Müller Tobias, Spang Rainer, Vingron Martin
Deutsches Krebsforschungszentrum, Theoretische Bioinformatik, Im Neuenheimer Feld 280, 69120 Heidelberg, Germany.
Mol Biol Evol. 2002 Jan;19(1):8-13. doi: 10.1093/oxfordjournals.molbev.a003985.
Evolution of proteins is generally modeled as a Markov process acting on each site of the sequence. Replacement frequencies need to be estimated based on sequence alignments. Here we compare three approaches: First, the original method by Dayhoff, Schwartz, and Orcutt (1978) Atlas Protein Seq. Struc. 5:345-352, secondly, the resolvent method (RV) by Müller and Vingron (2000) J. Comput. Biol. 7(6):761-776, and finally a maximum likelihood approach (ML) developed in this paper. We evaluate the methods using a highly divergent and inhomogeneous set of sequence alignments as an input to the estimation procedure. ML is the method of choice for small sets of input data. Although the RV method is computationally much less demanding it performs only slightly worse than ML. Therefore, it is perfectly appropriate for large-scale applications.

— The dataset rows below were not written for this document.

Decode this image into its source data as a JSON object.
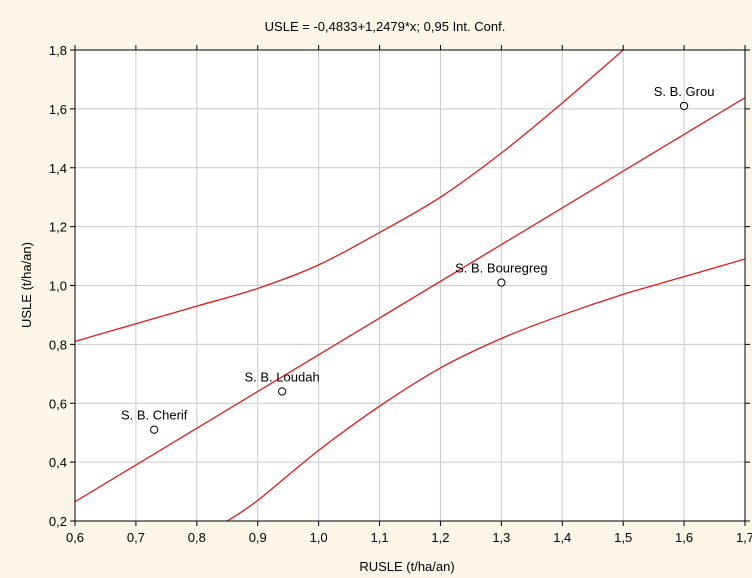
{
  "chart_data": {
    "type": "scatter",
    "title": "USLE = -0,4833+1,2479*x; 0,95 Int. Conf.",
    "xlabel": "RUSLE (t/ha/an)",
    "ylabel": "USLE (t/ha/an)",
    "xlim": [
      0.6,
      1.7
    ],
    "ylim": [
      0.2,
      1.8
    ],
    "x_ticks": [
      0.6,
      0.7,
      0.8,
      0.9,
      1.0,
      1.1,
      1.2,
      1.3,
      1.4,
      1.5,
      1.6,
      1.7
    ],
    "x_tick_labels": [
      "0,6",
      "0,7",
      "0,8",
      "0,9",
      "1,0",
      "1,1",
      "1,2",
      "1,3",
      "1,4",
      "1,5",
      "1,6",
      "1,7"
    ],
    "y_ticks": [
      0.2,
      0.4,
      0.6,
      0.8,
      1.0,
      1.2,
      1.4,
      1.6,
      1.8
    ],
    "y_tick_labels": [
      "0,2",
      "0,4",
      "0,6",
      "0,8",
      "1,0",
      "1,2",
      "1,4",
      "1,6",
      "1,8"
    ],
    "grid": true,
    "points": [
      {
        "label": "S. B. Cherif",
        "x": 0.73,
        "y": 0.51
      },
      {
        "label": "S. B. Loudah",
        "x": 0.94,
        "y": 0.64
      },
      {
        "label": "S. B. Bouregreg",
        "x": 1.3,
        "y": 1.01
      },
      {
        "label": "S. B. Grou",
        "x": 1.6,
        "y": 1.61
      }
    ],
    "regression": {
      "intercept": -0.4833,
      "slope": 1.2479
    },
    "confidence_band": {
      "level": 0.95,
      "upper": [
        {
          "x": 0.6,
          "y": 0.81
        },
        {
          "x": 0.7,
          "y": 0.87
        },
        {
          "x": 0.8,
          "y": 0.93
        },
        {
          "x": 0.9,
          "y": 0.99
        },
        {
          "x": 1.0,
          "y": 1.07
        },
        {
          "x": 1.1,
          "y": 1.18
        },
        {
          "x": 1.2,
          "y": 1.3
        },
        {
          "x": 1.3,
          "y": 1.45
        },
        {
          "x": 1.4,
          "y": 1.62
        },
        {
          "x": 1.5,
          "y": 1.8
        }
      ],
      "lower": [
        {
          "x": 0.85,
          "y": 0.2
        },
        {
          "x": 0.9,
          "y": 0.27
        },
        {
          "x": 1.0,
          "y": 0.44
        },
        {
          "x": 1.1,
          "y": 0.59
        },
        {
          "x": 1.2,
          "y": 0.72
        },
        {
          "x": 1.3,
          "y": 0.82
        },
        {
          "x": 1.4,
          "y": 0.9
        },
        {
          "x": 1.5,
          "y": 0.97
        },
        {
          "x": 1.6,
          "y": 1.03
        },
        {
          "x": 1.7,
          "y": 1.09
        }
      ]
    },
    "colors": {
      "background": "#fbf6e8",
      "plot_background": "#ffffff",
      "line": "#e0191e",
      "grid": "#c9c9c9",
      "axis": "#000000"
    }
  }
}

蛋白质的进化通常被建模为作用于序列每个位点的马尔可夫过程。需要根据序列比对来估计替换频率。在此我们比较三种方法:第一,Dayhoff、Schwartz和Orcutt(1978年,《蛋白质序列结构图谱》第5卷:345 - 352页)提出的原始方法;第二,Müller和Vingron(2000年,《计算生物学杂志》第7卷第6期:761 - 776页)提出的预解式方法(RV);最后是本文开发的最大似然方法(ML)。我们使用一组高度发散且不均匀的序列比对作为估计程序的输入来评估这些方法。对于少量输入数据,ML是首选方法。尽管RV方法在计算上要求低得多,但其性能仅比ML略差。因此,它非常适合大规模应用。